Furthermore, the actuarial present value of the future cash losses in each year has the explicit formula

$$L_h =
\begin{cases}
0 &\mbox{if } K(x) = 0,1 \dots h-1 \\
v b_{K(x) + 1} - \pi_{K(x)} &\mbox{if } K(x) = h \\
v^{K(x) - h + 1} b_{K(x) + 1} - \sum_{k=h}^{K(x)} v^{k-h} \pi_k &\mbox{if } K(x) = h+1, h+2 \dots
\end{cases}$$

| Derivation of the formula for $L_h$. |
| The present value of the loss on the policy at time h is the present value of all future cash losses $L_h = \sum_{k = h}^{\infty} v^{k - h} C_h.$ Expanding this result, it is easy to see using the definition of $C_h$ that, when $K(x)>h$, $$\begin{align} L_h &= \sum_{k = h}^{K(x)-1} v^{k - h} C_h + v^{K(x)-h} C_{K(x)} + \sum_{k = K(x)+1}^{\infty} v^{k-h}C_h \\ &= -\sum_{k=h}^{K(x) - 1} v^{k-h} \pi_k + v^{K(x)-h} \left( v b_{K(x)+1} - \pi_h \right) \\ &= v^{K(x) - h + 1} b_{K(x) + 1} - \sum_{k=h}^{K(x)} v^{k-h} \pi_k. \end{align}$$ Similarly, when $K(x) = h$, then $L_h = C_{K(x)}$. Finally, when $K(x) < h$, the summation, and hence the loss on the policy, is zero. |

In the analysis of reserves, a central quantity of interest is the benefit reserve $V_h$ at time h, which is the expected loss on the policy at time h given that status x has survived to age h

$V_h = \mathbb{E}[L_h|K(x)\geq h]$

which admits to the closed form expression

$V_h = \sum_{k = 0}^{\infty} \left( v^{k + 1} b_{k + h + 1} - \sum_{j=0}^{k} v^{j} \pi_{j+h}\right) {_{k}p_{x+h}} q_{x + h + k}$.

| Derivation of the formula for $V_h$. |
| Here we derive the above formula for the benefit reserve. $$\begin{align} V_h &= \mathbb{E}[L_h|K(x)\geq h] \\ &= \mathbb{E}\left[v^{K(x) - h + 1} b_{K(x) + 1} - \sum_{k=h}^{K(x)} v^{k-h} \pi_k | K(x) \geq h\right]. \end{align}$$ In order to proceed, we make the assumption that the remaining lifetime of a life status x that has lived to time h, $K(x) - h$, follows the same (kurtate) probability distribution as another randomly chosen individual from the group of insureds but of age $x + h$, with distribution $K(x+h)$. This means that, in terms of expected values, $\mathbb{E}[f(K(x) - h)|K(x) \geq h] = \mathbb{E}[f(K(x+h))]$ for any function over which the expectation is defined.
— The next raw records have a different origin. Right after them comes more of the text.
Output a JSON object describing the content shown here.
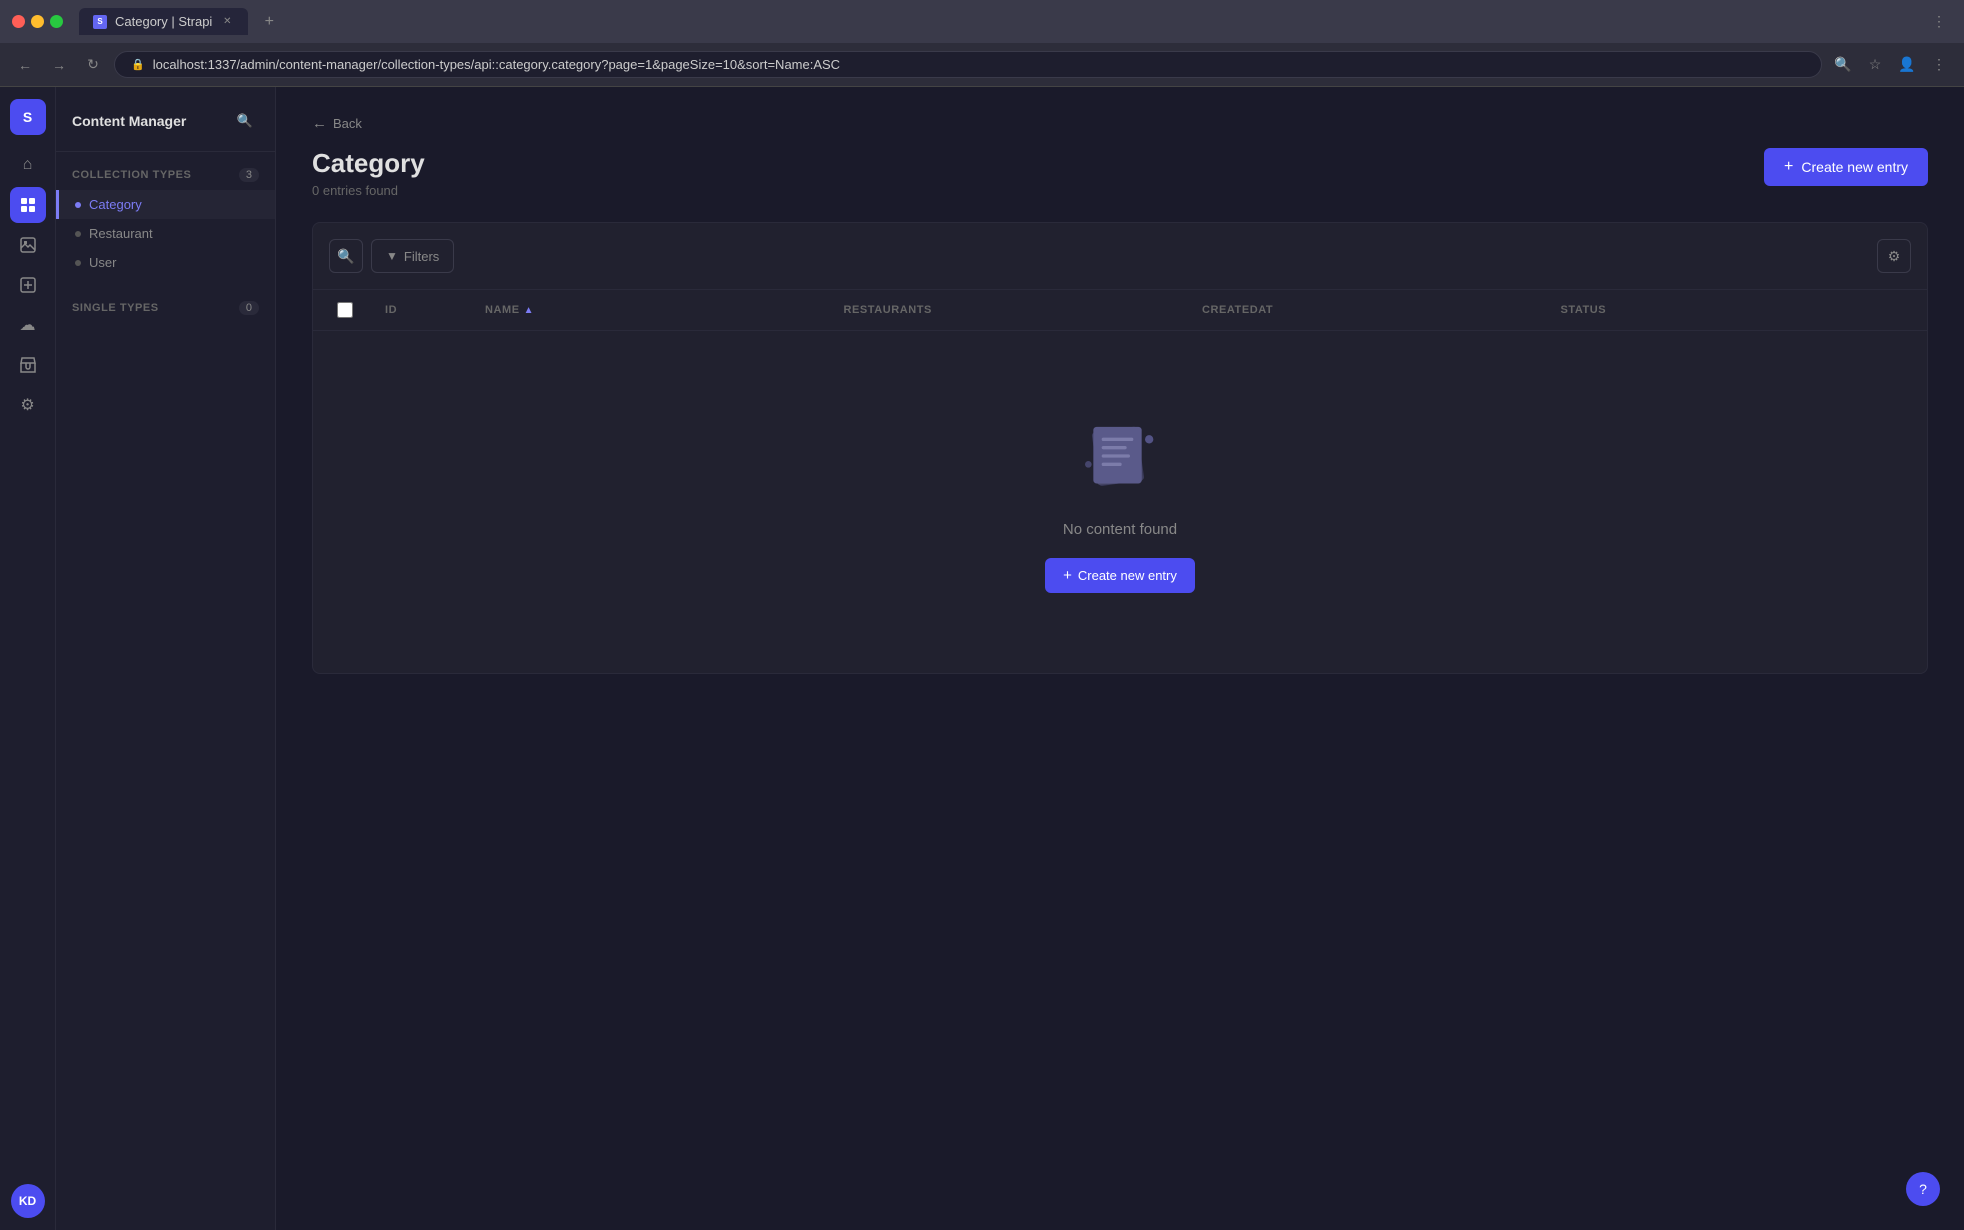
{
  "browser": {
    "tab_title": "Category | Strapi",
    "url": "localhost:1337/admin/content-manager/collection-types/api::category.category?page=1&pageSize=10&sort=Name:ASC",
    "tab_add_label": "+",
    "nav_back": "←",
    "nav_forward": "→",
    "nav_refresh": "↻",
    "nav_more": "⋮"
  },
  "icon_sidebar": {
    "logo_text": "S",
    "nav_icons": [
      {
        "name": "home-icon",
        "symbol": "⌂",
        "active": false
      },
      {
        "name": "content-manager-icon",
        "symbol": "✦",
        "active": true
      },
      {
        "name": "media-icon",
        "symbol": "▣",
        "active": false
      },
      {
        "name": "content-builder-icon",
        "symbol": "⬜",
        "active": false
      },
      {
        "name": "marketplace-icon",
        "symbol": "☁",
        "active": false
      },
      {
        "name": "shop-icon",
        "symbol": "🛒",
        "active": false
      },
      {
        "name": "settings-icon",
        "symbol": "⚙",
        "active": false
      }
    ],
    "user_initials": "KD",
    "help_symbol": "?"
  },
  "nav_sidebar": {
    "title": "Content Manager",
    "search_tooltip": "Search",
    "collection_types_label": "COLLECTION TYPES",
    "collection_types_count": "3",
    "collection_items": [
      {
        "label": "Category",
        "active": true
      },
      {
        "label": "Restaurant",
        "active": false
      },
      {
        "label": "User",
        "active": false
      }
    ],
    "single_types_label": "SINGLE TYPES",
    "single_types_count": "0"
  },
  "main": {
    "back_label": "Back",
    "page_title": "Category",
    "entries_found": "0 entries found",
    "create_btn_label": "Create new entry",
    "filters_btn_label": "Filters",
    "table": {
      "columns": [
        {
          "key": "checkbox",
          "label": ""
        },
        {
          "key": "id",
          "label": "ID"
        },
        {
          "key": "name",
          "label": "NAME",
          "sort": "ASC"
        },
        {
          "key": "restaurants",
          "label": "RESTAURANTS"
        },
        {
          "key": "createdat",
          "label": "CREATEDAT"
        },
        {
          "key": "status",
          "label": "STATUS"
        }
      ]
    },
    "empty_state": {
      "title": "No content found",
      "create_btn_label": "Create new entry"
    }
  }
}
Then, using a clever algebraic trick, we can rewrite the benefit reserve as $$\begin{align} V_h &= \mathbb{E}\left[v^{(K(x) - h) + 1} b_{(K(x) - h) + h + 1} - \sum_{j=0}^{K(x) - h} v^{j} \pi_{j+h} | K(x) \geq h\right] \\ &= \mathbb{E}\left[v^{K(x+h) + 1} b_{K(x+h) + h + 1} - \sum_{j=0}^{K(x+h)} v^{j} \pi_{j+h}\right] \\ &= \sum_{k = 0}^{\infty} \left( v^{k + 1} b_{k + h + 1} - \sum_{j=0}^{k} v^{j} \pi_{j+h}\right) \mathrm{Pr}(K(x+h) = k) \\ &= {\sum_{k = 0}^{\infty} \left(v^{k + 1} b_{k + h + 1} - \sum_{j=0}^{k} v^{j} \pi_{j+h}\right)} {_{k}p_{x+h}} q_{x + h + k} \end{align}$$ |

Lastly, the present value of the net cash loss at time h over the year (h, h+1), denoted $\Lambda_h$, is equal to the present value of the cash loss in year h, $C_h$ (see above), plus the present value of the change in liabilities $PV(\Delta V_h)$ at time h. In other words, $\Lambda_h = C_h + v\Delta Liabilities$. If $K(x) > h$, then $\Lambda_h = -\pi_h + (v V_{h+1} - V_h)$. Similarly, if $K(x) = h$, then $\Lambda_h = (v b_{h+1} - \pi_h) - V_h$ since there is no reserve after the year of death. Finally, if $K(x) < h$, then there is no loss in the future and $\Lambda_h = 0$. Summarizing, this yields the following result, which is important in the formulation of Hattendorff's theorem

$$\Lambda_h =
\begin{cases}
0 &\mbox{if } K(x) = 0,1 \dots h - 1 \\
(v b_{h+1} - \pi_h) - V_h &\mbox{if } K(x) = h \\
(v V_{h+1} - V_h) - \pi_h &\mbox{if } K(x) = h + 1, h + 2 \dots
\end{cases}.$$

== Proofs ==

The proof of the first equality is written as follows. First, by writing the present value of future net losses at time h,

$$\begin{align}
\sum_{k = h}^{\infty} v^{k - h} \Lambda_k &= \sum_{k = h}^{\infty} v^{k - h} [C_k + v\Delta \text{Liabilities in year }(k, k+1)] \\
&= \sum_{k = h}^{\infty} v^{k - h} C_k + \sum_{k = h}^{\infty} v^{k - h + 1} \Delta \text{Liabilities in year }(k, k+1)\\
&= L_h + \sum_{k = h}^{\infty} v^{k - h + 1} (vV_{k+1}- V_k) \\
&= L_h + \sum_{k = h}^{\infty} v^{(k + 1) - h + 1} V_{k+1} - \sum_{k = h}^{\infty} v^{k - h + 1} V_k \\
\end{align}$$

from which it is easy to see that

$L_h = \sum_{k = h}^{\infty} v^{k - h} \Lambda_k + V_h.$

It is known that the individual net cash flows in different years are uncorrelated, or $\mathrm{Cov}(\Lambda_h\Lambda_j | K(x) \geq k) = 0$ when $k \leq h < j$ (see Bowers et al., 1997, for a proof of this result). Using these two results, we conclude that

$$\mathrm{Var}[L_h|K(x)\geq h] = \mathrm{Var}\left[\sum_{k = h}^{\infty} v^{k - h} \Lambda_k + V_h |K(x) \geq h \right]
= \sum_{k = h}^{\infty} v^{2(k - h)} \mathrm{Var}[\Lambda_k|K(x)\geq h]$$

which proves the first part of the theorem. The reader is referred to (Bowers et al., pg 241) for the proof of the other equalities.